Despite some offensive struggles against Seattle, Adams had to feel good about having Rodgers back under center. The All-Pro wideout finished with seven catches for 78 yards on 11 targets. Give it a week or two (probably just one since Green Bay faces Minnesota’s poor secondary in Week 11) and this duo will be back to wreaking havoc on opposing defenses.
With Mac Jones chasing the Bengals’ receiver for Offensive Rookie of the Year honors, Chase needs to come hot out on Sunday against the Raiders, who allowed 422 yards to the Chiefs on Sunday night. This will be an exciting OROY race down the stretch, and I’m here for it.
The Ravens’ offensive struggles go back to Greg Roman and John Harbaugh, who said after the game that they weren’t prepared to face the Dolphins’ all-out pressure all game long. Sure, Lamar didn’t play great and his receivers had some drops, but it’s hard to adjust when you only come into a game with a handful of answers for all-out pressure. (Trust me, I know what that’s like.)
Taylor has been a HUGE part of the Colts’ turnaround after going 0-3 to start the season. Since Week 4, the Colts have gone 5-2 and their RB1 has led the charge, rushing for 109.4 yards per game, 6.4 yards per carry and nine rushing touchdowns. Sunday against the Jaguars, Taylor had 10 carries, 93 rush yards and a rush TD in the first quarter alone to help the Colts build a 17-0 lead. He may be the offensive player (non-quarterback) making the greatest impact at this point in the season.

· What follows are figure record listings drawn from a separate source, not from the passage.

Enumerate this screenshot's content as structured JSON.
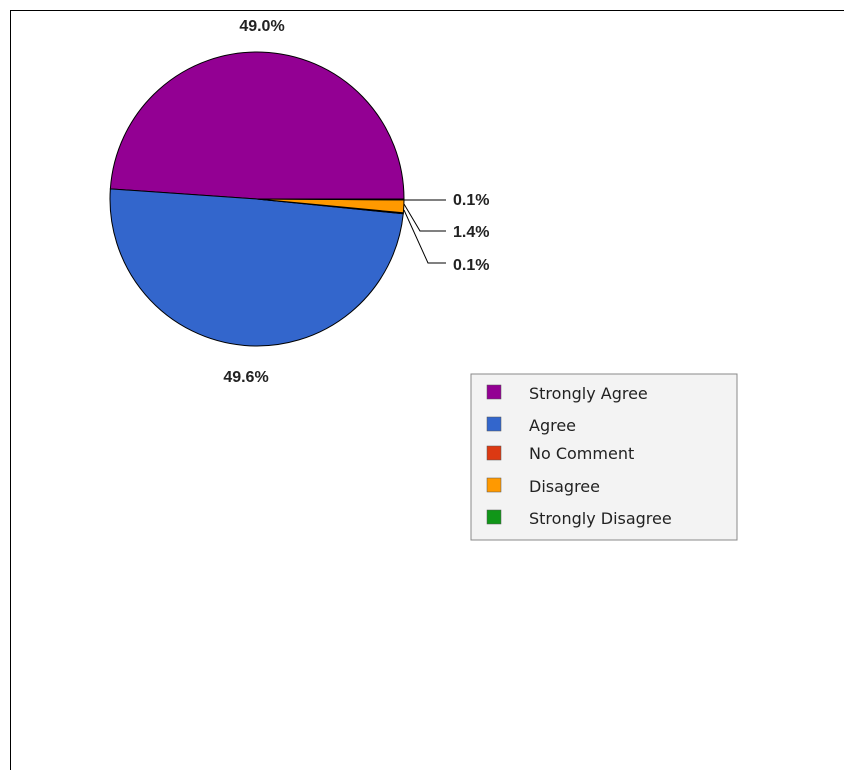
{
  "chart_data": {
    "type": "pie",
    "categories": [
      "Strongly Agree",
      "Agree",
      "No Comment",
      "Disagree",
      "Strongly Disagree"
    ],
    "values": [
      49.0,
      49.6,
      0.1,
      1.4,
      0.1
    ],
    "labels": [
      "49.0%",
      "49.6%",
      "0.1%",
      "1.4%",
      "0.1%"
    ],
    "colors": [
      "#930093",
      "#3366cc",
      "#dc3912",
      "#ff9900",
      "#109618"
    ],
    "legend_position": "right"
  }
}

Evans had just two receptions against Washington but made the most of them, racking up 62 yards, including a 40-yard touchdown reception from Tom Brady midway through the fourth quarter. He now has the second-most TD catches (nine) in the league behind only Cooper Kupp’s 10.
The Chiefs’ offense woke up Sunday night against a Raiders outfit that’s facing new challenges by the week. Kelce and Patrick Mahomes were on the same page again with the All-Pro tight end logging 119 yards on eight receptions and the 2018 NFL MVP throwing for 406 yards and five touchdowns. This is what we’ve expected out of the Chiefs all season long. Let’s see if they can continue it against Dallas.

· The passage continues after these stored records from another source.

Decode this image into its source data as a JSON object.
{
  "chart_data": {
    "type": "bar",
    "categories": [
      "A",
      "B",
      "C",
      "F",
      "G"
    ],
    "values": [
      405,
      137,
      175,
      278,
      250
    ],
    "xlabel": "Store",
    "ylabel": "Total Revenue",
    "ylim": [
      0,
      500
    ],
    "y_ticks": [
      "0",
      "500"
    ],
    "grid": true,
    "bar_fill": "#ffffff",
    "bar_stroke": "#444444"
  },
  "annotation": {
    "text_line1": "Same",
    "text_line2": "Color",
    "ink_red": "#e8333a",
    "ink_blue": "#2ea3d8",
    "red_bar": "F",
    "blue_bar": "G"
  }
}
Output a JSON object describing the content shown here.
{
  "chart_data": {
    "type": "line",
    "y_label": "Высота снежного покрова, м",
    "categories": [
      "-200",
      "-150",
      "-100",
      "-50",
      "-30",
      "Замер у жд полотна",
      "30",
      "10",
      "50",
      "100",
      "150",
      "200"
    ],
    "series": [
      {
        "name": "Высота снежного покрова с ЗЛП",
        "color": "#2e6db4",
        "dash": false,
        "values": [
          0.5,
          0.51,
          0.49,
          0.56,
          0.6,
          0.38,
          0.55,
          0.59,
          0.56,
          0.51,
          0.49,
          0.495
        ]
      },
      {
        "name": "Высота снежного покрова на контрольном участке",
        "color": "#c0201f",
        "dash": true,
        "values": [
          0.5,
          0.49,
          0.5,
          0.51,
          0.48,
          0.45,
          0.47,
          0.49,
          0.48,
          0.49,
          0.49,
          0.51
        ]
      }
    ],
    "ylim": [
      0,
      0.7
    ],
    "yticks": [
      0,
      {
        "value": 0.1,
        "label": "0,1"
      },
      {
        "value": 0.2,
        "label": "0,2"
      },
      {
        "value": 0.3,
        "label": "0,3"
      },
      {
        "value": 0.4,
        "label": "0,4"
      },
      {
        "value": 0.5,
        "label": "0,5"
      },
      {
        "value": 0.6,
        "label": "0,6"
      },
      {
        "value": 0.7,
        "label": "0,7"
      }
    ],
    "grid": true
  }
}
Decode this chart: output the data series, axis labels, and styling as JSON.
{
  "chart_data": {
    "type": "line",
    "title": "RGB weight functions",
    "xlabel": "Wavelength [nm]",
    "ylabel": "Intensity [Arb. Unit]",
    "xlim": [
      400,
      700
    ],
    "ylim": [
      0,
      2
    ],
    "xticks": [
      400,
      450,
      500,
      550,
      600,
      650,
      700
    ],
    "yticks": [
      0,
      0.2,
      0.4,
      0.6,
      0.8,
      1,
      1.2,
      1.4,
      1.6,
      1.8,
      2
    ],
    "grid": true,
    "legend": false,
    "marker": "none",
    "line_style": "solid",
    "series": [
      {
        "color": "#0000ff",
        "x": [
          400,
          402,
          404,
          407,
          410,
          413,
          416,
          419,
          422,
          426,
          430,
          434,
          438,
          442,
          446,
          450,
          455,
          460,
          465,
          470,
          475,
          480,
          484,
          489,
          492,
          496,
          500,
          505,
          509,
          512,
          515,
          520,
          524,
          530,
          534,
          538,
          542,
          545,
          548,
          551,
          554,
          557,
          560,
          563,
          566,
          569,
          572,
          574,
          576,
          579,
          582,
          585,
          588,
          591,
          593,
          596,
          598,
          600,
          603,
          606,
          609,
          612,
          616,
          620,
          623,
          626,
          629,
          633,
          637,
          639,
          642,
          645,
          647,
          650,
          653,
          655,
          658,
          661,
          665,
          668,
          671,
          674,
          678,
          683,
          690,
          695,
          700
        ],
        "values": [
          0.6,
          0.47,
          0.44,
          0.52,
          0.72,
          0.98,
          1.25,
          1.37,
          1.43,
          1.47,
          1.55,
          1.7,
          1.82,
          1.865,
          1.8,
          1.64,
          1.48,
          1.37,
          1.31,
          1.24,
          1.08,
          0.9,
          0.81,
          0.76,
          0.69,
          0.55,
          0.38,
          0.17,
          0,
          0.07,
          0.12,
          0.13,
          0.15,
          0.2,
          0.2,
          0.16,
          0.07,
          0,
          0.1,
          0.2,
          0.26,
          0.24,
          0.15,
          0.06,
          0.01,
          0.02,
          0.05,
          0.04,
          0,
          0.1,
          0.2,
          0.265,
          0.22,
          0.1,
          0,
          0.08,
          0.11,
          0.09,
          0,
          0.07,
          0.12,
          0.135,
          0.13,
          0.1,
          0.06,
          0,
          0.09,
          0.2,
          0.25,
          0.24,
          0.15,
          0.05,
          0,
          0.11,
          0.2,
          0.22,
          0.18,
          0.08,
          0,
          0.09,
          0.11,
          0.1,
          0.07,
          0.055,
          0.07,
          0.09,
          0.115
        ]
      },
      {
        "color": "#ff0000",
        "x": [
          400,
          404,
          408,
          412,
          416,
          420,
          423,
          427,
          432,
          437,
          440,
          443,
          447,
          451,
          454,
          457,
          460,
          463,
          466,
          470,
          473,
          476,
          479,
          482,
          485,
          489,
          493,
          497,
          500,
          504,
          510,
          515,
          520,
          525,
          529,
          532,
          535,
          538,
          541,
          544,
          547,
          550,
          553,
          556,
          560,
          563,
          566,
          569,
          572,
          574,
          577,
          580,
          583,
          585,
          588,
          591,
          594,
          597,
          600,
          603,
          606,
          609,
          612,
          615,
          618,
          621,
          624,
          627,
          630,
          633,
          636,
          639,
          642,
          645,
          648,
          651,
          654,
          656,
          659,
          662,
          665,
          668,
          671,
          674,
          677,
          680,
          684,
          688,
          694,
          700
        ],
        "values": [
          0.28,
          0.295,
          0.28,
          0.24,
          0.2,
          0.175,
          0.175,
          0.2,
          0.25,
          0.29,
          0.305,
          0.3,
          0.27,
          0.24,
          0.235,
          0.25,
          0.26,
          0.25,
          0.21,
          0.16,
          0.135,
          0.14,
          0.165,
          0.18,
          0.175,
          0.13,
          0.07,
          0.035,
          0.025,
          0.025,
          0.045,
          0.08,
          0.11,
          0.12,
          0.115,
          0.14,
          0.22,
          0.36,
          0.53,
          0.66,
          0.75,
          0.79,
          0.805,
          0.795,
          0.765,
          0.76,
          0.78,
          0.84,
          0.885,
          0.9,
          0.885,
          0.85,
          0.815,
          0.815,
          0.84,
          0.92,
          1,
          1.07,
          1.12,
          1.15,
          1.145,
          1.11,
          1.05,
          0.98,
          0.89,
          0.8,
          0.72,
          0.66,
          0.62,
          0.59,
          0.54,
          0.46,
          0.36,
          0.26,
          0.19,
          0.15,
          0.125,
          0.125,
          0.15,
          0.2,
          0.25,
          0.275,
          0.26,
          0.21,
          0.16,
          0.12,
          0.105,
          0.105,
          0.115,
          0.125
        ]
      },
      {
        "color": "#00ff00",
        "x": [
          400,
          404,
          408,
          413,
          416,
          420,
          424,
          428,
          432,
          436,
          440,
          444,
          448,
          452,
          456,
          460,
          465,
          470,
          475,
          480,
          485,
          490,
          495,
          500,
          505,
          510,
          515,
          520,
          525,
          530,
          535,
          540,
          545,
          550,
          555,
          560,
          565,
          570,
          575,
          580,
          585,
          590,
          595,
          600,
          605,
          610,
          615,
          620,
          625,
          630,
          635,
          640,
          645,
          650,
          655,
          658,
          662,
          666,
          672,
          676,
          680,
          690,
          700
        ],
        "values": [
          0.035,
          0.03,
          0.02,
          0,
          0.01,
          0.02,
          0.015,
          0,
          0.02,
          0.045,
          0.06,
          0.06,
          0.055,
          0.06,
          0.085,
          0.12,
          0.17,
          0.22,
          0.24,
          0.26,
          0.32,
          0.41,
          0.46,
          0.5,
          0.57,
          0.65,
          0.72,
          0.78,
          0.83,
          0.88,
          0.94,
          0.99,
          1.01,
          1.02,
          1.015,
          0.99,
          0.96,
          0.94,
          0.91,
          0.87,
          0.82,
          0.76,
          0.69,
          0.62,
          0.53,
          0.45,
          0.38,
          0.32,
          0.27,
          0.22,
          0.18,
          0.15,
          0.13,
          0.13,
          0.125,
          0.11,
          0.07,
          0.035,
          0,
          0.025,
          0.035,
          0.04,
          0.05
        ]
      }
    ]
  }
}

It’s so good seeing McCaffrey back on the field, completely transforming the offense when healthy. Behind a great effort from the offensive line, CMC totaled 161 scrimmage yards to help the Panthers get back to .500 and keep hold of the third and final NFC wild-card spot. In the two games McCaffrey has played since returning from his hamstring injury, he has put up 267 scrimmage yards, and he’s averaging 126.2 scrimmage yards per game on the season (second-most in the NFL). The Panthers are about to make a push with CMC and Cam Newton back in Charlotte.
The Rams had zero answers and the offense looked out of sorts for a majority of Monday night’s loss. Stafford has now spotted 14 points in two straight games due to interceptions, having also thrown a pick-six in both Weeks 9 and 10. The veteran QB must clean it up to keep the Rams in play for the top seed in the uber-competitive NFC.
Jefferson came up with some big plays in Minnesota’s win over the Chargers with 143 yards on nine receptions. He joined Odell Beckham Jr. (another LSU alum) as the only players since the merger with at least 100 receiving yards in 10 or more of their first 25 career games.
DROPPED OUT: Kyler Murray, QB, Cardinals (Previously No. 3); Nick Chubb, RB, Browns (No. 11); Matt Ryan, QB, Falcons (No. 13); DeAndre Hopkins, WR, Cardinals (No. 15).